Article écrit par le Père Maurice Zundel, en 1971, dans la revue "Choisir" dont le thème était "Que l'Homme soit!". Michel Fromaget nous en a lu quelques extraits, lors de la Session d'études à Brucourt, ces derniers jours.

 

Refonte du moi. Il est clair qu'une telle transformation est inconcevable si elle n'atteint pas le tout de nous-mêmes. On ne peut imaginer, en effet, un être en état de générosité, un être qui devient vraiment lui-même, qui atteint réellement à son moi-valeur, sans que sa chair tout entière se transfigure, s'allège de sa pesanteur et échappe à la convoitise qui la subordonnerait aux énergies cosmiques.
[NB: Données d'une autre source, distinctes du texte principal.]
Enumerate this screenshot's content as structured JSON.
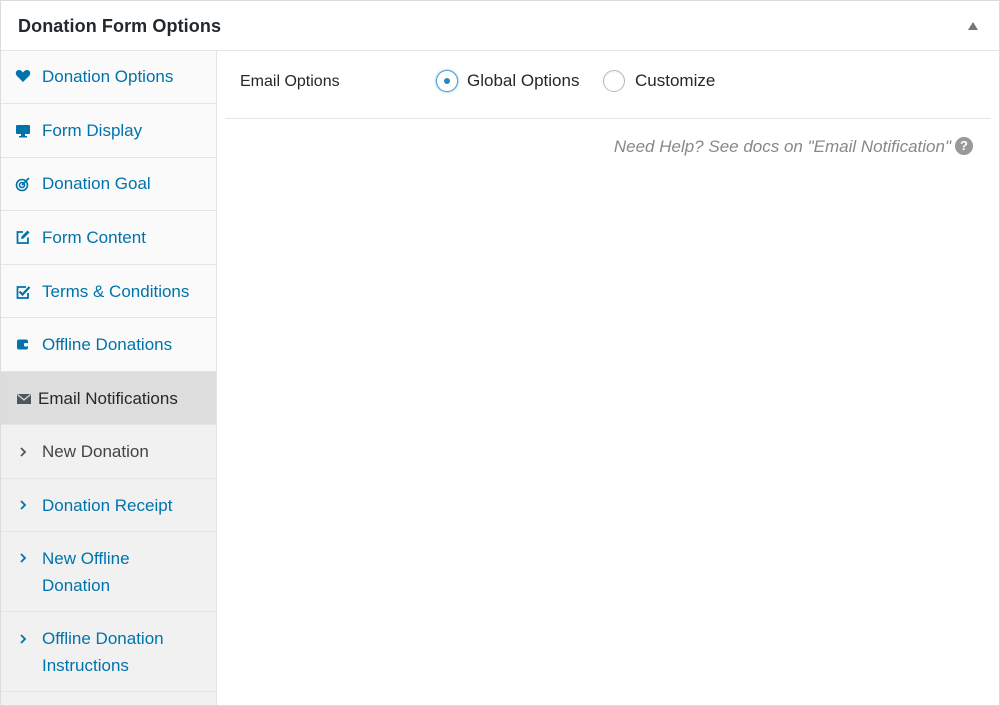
{
  "panel": {
    "title": "Donation Form Options"
  },
  "sidebar": {
    "items": [
      {
        "label": "Donation Options",
        "icon": "heart-icon"
      },
      {
        "label": "Form Display",
        "icon": "monitor-icon"
      },
      {
        "label": "Donation Goal",
        "icon": "target-icon"
      },
      {
        "label": "Form Content",
        "icon": "edit-icon"
      },
      {
        "label": "Terms & Conditions",
        "icon": "checkbox-icon"
      },
      {
        "label": "Offline Donations",
        "icon": "wallet-icon"
      },
      {
        "label": "Email Notifications",
        "icon": "envelope-icon"
      }
    ],
    "subitems": [
      {
        "label": "New Donation"
      },
      {
        "label": "Donation Receipt"
      },
      {
        "line1": "New Offline",
        "line2": "Donation"
      },
      {
        "line1": "Offline Donation",
        "line2": "Instructions"
      }
    ]
  },
  "email_options": {
    "label": "Email Options",
    "options": [
      "Global Options",
      "Customize"
    ],
    "selected": "Global Options"
  },
  "help": {
    "text": "Need Help? See docs on \"Email Notification\"",
    "icon_glyph": "?"
  },
  "colors": {
    "link": "#0073aa",
    "active_bg": "#dddddd",
    "accent": "#1e8cbe"
  }
}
Il est normal, au contraire, qu'elle irradie dans l'univers cette paix intérieure qui eurythmise toute chose, qui répand son harmonie autour d'elle et qui peut, comme saint François, se diffuser jusque dans la conversation avec les animaux, en réalisant l'unité de toute la création dans le cœur du Premier Amour. C'est dans ce sens que l'on peut comprendre le mot de Valéry disant, par boutade sans doute et peut-être pour paraître plus cynique qu'il ne l'était vraiment : « Ce que j'ai de plus profond : ma peau ! » Oui, dans un sens, la peau, c'est quelque chose d'infiniment précieux. La peau respire et on meurt si la peau cesse de respirer. La peau perçoit, la peau connaît et c'est admirable tout ce qu'elle peut discerner dans l'univers. C'est à travers la peau que passent le sourire et toute la lumière de la tendresse. Oui, la peau... A condition que ce soit la peau revêtue de sa dimension humaine et promue à la dignité de sujet, la peau devenue visage et sacrement de ce moi nouveau, issu de la nouvelle naissance, qui consume le moi possessif et préfabriqué dont nous ne cessons d'être encombrés.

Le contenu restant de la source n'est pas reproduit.